The preceding passage recalls the problem for which liberalism, and transnational liberalism as its apotheosis, claims to have found the solution. If passionate religious belief engenders religious conflict and therefore both inter- and intra-national conflicts, then weakened belief engenders peace. The secular state in promoting a secular society therefore achieves peace. In the context of the problem of Islam in France, however, weakened belief invites the weakening of the secular state and the ascendancy of a form of passionate religious belief that is neither Christian nor conformable to the European nation. This is the ironic self-contradiction in the liberal solution to the theologico-political dilemma that Manent’s Situation spells out. Notwithstanding the deep politicalproblem once posed by the religious wars of post-Reformation Europe, the urgent political problem posed by Islam in France should compel the thoughtful liberal to at least question certain tenets of the liberal solution.
Taking a broader view, we may summarize Manent’s argument as follows. The Reformation nationalized Christianity and thus spiritualized the nation. The French Revolution prioritized the most humanitarian dimension of Christianity and in so doing made humanity rather than the Christian nation the ultimate reference point of human association in this life. The nation thus progressively ceased to be a mediator of man’s relation to Christianity in order to become a mediator of man’s relation to humanity. The Christian nation turned into the universal or modern nation. This turn prepared the way for the apolitical universalism inherent in contemporary calls for more transnational integration, less restrictive immigration policies, and education programs that neglect or vilify the historical distinctiveness and nobility of European nations. The view underlying these calls is predicated on the belief that humanity has overcome, or is in the process of overcoming, the need for the nation as a political form.
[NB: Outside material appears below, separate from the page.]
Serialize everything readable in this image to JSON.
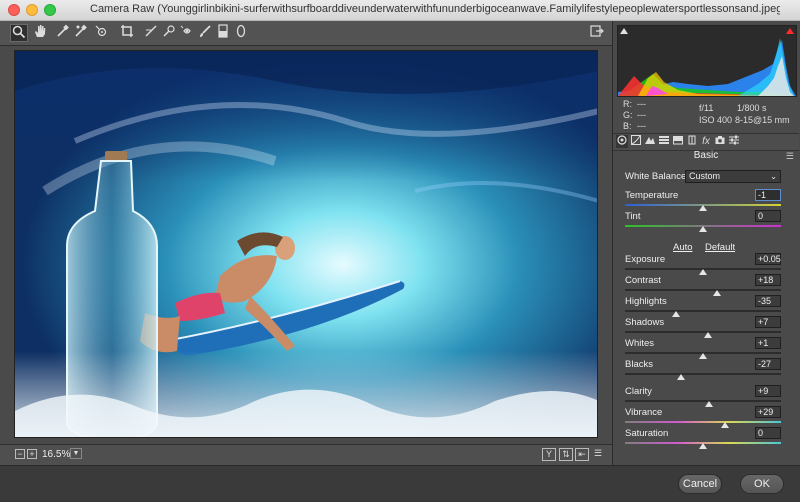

The preceding is only a brief sketch of the story of how Europeans arrived at what Manent has called the depoliticization of politics. In light of it, it is easy to see why Manent’s work is one of the most significant recent attempts to recover the idea of political politics. This recovery begins with the awareness, which is as far from arrogant chauvinism as from shallow cosmopolitanism, that the concern for the particular, for what is one’s own, is an indispensable condition of human happiness. The longing for the universal, though noble, and in the case of certain rare individuals rightly all-consuming, ought to be mediated by the longing for the particular, if political life is to retain those features that address man’s need for deep attachments. In the story of Europe thus far, the nation guided by a Christian horizon is the closest approximation to a meaningful balance that gives each of these longings their due.
It would be a shame to turn to Manent’s work merely to figure out for whom one should vote, but it would be a greater shame to come away from Manent’s work without having deepened one’s understanding of the political alternatives available to us. In this vein, I would submit that Manent’s meditation on the situation of France shows that at least a certain dimension of the present-day growth of nationalistic political movements in Europe and the United States stems, not from a desire to reject liberal democracy in favor of some atavistic alternative, but from an anxiety about the survival of the cultural conditions that make the liberal democratic nation-state possible.